When putting copies of your resume and reference list into your resume presentation folder, be sure to also include a sheet of paper with at least two or three pre-written questions to ask your interviewers. Writing them down comes in handy in case your mind goes blank and you freeze when they ask you if you have any questions.

Driver's License

Bring your driver's license to the job interview — even if you're not driving yourself to the venue. Depending on where the interview is taking place, the building might have a strict security policy that requires you to show photo I.D. proof before you're allowed in. 

Fact sheet

This document will not be required by the interviewer, but it'll come in handy for your own use. A fact sheet should list out the names, addresses, phone numbers, and work dates for each position that you've held in the past. If you have an updated profile on LinkedIn, you could simply print your profile and manually add the address and phone numbers of each company that you've worked at. 

Don't be too reliant on looking up all this information on your phone, as a small thing such as your phone battery dying or a lack of good connection at the venue could make you look unprepared. Most companies will ask for this information to help them in conducting background research before hiring you, so do prepare ahead of time.

Work portfolio

A portfolio is an effective tool in showcasing examples of your work, such as website articles, architectural designs, apparel designs, advertisements, and marketing materials. Be sure to bring a work portfolio to your interview to set yourself apart from other candidates and efficiently demonstrate the quality of your work in the past. 

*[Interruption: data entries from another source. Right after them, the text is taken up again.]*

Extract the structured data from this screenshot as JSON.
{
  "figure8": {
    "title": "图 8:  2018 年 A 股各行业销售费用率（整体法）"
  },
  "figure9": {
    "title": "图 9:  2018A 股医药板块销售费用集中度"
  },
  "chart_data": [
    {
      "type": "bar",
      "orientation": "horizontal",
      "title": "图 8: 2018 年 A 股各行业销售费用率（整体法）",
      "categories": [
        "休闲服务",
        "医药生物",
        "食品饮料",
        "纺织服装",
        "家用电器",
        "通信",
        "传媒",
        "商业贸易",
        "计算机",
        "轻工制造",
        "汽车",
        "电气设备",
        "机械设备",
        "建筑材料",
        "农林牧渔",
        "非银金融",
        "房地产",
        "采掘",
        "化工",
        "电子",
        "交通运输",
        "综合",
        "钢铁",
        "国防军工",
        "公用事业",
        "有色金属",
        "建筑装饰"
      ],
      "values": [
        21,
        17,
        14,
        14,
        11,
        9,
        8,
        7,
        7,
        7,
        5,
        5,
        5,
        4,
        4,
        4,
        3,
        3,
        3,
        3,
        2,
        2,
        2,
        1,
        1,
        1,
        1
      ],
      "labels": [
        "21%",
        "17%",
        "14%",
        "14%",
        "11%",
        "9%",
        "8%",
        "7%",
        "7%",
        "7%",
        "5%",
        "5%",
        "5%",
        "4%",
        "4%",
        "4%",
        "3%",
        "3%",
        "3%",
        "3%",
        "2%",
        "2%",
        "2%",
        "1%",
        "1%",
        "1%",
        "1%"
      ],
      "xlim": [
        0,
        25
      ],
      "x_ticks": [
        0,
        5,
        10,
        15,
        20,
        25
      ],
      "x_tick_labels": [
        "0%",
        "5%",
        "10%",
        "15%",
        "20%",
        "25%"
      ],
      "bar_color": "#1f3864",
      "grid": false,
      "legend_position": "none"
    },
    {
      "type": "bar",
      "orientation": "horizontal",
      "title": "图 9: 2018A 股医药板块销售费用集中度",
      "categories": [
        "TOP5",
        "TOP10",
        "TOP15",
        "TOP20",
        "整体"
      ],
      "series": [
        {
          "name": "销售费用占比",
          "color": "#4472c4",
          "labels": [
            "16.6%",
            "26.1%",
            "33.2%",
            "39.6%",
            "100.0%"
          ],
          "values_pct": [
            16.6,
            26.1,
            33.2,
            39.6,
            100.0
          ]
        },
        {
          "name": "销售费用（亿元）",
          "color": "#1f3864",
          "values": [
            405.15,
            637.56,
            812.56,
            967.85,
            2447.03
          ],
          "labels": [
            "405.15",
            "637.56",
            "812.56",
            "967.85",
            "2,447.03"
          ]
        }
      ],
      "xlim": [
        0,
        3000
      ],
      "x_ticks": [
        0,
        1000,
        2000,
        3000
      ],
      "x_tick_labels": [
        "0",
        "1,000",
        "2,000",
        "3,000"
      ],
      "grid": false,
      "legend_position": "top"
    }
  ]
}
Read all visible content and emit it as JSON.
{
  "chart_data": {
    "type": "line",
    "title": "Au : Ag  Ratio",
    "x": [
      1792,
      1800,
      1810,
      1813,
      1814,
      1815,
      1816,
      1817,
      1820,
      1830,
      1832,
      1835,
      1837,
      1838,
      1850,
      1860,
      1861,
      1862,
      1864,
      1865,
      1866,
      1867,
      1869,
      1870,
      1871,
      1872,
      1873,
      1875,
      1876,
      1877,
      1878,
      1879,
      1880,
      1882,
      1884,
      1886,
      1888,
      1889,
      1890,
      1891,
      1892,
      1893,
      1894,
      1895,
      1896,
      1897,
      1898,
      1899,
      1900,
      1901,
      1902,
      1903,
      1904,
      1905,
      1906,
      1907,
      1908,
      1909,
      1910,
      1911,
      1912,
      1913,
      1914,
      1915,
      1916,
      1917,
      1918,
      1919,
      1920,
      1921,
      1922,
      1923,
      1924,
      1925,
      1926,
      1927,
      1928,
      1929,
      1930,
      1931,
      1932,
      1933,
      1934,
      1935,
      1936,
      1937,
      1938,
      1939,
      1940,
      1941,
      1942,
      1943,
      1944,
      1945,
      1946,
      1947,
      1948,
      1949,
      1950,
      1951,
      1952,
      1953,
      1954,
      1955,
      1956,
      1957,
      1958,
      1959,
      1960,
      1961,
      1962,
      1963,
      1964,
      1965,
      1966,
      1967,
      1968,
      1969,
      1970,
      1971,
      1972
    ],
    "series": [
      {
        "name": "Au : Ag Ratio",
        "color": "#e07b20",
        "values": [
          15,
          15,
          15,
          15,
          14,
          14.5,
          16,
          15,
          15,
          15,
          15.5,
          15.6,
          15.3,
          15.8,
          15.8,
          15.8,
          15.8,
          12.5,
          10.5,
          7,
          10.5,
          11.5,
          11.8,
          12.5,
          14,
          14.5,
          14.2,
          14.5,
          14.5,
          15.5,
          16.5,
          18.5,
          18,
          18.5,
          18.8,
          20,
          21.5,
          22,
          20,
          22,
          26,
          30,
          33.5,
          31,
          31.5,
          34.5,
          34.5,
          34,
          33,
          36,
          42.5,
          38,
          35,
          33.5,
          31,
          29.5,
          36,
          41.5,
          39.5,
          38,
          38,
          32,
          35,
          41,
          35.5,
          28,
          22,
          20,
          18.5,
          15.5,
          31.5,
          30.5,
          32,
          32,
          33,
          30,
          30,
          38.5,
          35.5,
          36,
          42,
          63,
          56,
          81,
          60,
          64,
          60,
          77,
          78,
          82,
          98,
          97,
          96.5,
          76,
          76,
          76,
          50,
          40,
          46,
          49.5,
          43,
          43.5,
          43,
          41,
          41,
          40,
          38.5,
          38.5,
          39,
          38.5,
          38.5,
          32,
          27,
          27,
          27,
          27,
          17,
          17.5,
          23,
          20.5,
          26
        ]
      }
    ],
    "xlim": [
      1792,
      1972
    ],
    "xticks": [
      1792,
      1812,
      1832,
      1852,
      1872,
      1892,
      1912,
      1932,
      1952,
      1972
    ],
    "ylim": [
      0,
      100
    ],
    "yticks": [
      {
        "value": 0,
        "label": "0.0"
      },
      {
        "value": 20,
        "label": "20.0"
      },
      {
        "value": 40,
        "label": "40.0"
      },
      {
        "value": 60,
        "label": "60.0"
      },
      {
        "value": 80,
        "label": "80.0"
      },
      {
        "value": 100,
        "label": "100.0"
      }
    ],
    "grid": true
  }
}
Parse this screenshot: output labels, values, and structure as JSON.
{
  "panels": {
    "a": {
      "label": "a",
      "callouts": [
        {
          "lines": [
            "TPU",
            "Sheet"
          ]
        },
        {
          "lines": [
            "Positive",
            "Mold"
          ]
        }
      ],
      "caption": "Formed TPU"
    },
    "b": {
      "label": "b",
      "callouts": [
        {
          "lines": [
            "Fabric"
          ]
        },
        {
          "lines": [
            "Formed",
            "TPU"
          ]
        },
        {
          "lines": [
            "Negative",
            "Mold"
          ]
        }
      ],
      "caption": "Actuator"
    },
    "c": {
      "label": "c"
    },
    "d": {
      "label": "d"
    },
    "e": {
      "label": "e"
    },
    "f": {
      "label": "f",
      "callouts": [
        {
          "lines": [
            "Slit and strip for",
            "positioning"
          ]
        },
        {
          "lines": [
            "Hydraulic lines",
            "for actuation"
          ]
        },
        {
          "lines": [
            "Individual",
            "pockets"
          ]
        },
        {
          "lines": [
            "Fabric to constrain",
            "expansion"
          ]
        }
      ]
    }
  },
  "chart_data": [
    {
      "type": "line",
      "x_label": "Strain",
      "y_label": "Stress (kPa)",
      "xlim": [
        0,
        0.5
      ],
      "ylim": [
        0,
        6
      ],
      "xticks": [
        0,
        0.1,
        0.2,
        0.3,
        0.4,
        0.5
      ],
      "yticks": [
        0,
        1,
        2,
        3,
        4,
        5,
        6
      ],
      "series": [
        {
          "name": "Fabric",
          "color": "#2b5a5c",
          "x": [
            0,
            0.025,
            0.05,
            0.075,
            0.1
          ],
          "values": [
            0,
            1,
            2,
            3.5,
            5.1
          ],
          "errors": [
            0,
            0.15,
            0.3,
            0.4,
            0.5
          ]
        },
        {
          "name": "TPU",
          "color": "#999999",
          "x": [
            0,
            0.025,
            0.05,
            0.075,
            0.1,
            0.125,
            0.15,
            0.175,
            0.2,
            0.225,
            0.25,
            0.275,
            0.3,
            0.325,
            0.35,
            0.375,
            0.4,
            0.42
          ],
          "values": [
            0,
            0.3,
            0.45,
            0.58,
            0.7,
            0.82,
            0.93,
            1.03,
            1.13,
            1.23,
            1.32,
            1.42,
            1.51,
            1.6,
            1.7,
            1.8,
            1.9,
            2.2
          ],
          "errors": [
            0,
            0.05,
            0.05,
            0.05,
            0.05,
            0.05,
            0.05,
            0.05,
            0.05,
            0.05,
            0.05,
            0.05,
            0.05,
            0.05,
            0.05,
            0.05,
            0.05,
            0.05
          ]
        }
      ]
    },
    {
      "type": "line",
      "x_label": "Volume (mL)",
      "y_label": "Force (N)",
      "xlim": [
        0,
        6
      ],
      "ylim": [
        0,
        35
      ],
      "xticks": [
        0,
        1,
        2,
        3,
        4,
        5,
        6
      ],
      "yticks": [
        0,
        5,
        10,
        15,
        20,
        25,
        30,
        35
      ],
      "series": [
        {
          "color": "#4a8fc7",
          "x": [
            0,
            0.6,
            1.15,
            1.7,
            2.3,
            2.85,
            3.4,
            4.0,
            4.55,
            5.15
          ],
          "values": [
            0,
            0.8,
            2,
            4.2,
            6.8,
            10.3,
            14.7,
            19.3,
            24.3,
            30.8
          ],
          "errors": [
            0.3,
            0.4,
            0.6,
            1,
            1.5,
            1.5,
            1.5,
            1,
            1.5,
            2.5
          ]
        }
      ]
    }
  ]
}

Other materials a candidate should bring to the job interview

Pen and paper

Always bring a pen and paper when going for a job interview. Take notes on the questions that the hiring manager asks or good insights that they share. You can use these notes to write a thoughtful and personalized thank-you email when you follow up.

A bag or briefcase

Once you have prepared the documents required for your job interview, you should decide how you're going to neatly organize and carry them. The goal is to look put together and prepared.

Choose a handbag, briefcase, messenger bag, or resume presentation folder that can hold everything and looks professional. Avoid going for bags with fancy or busy designs and distracting colors, as you don't want your appearance to make you look unprofessional. Backpacks may be appropriate for some work settings, but not for all job interviews. Use your best judgment on choosing a bag based on what you know about the company culture.

Being prepared with the right documentation for your job interview will help ease your mind and focus on what's most important — showing potential employers why they should hire you in the first place.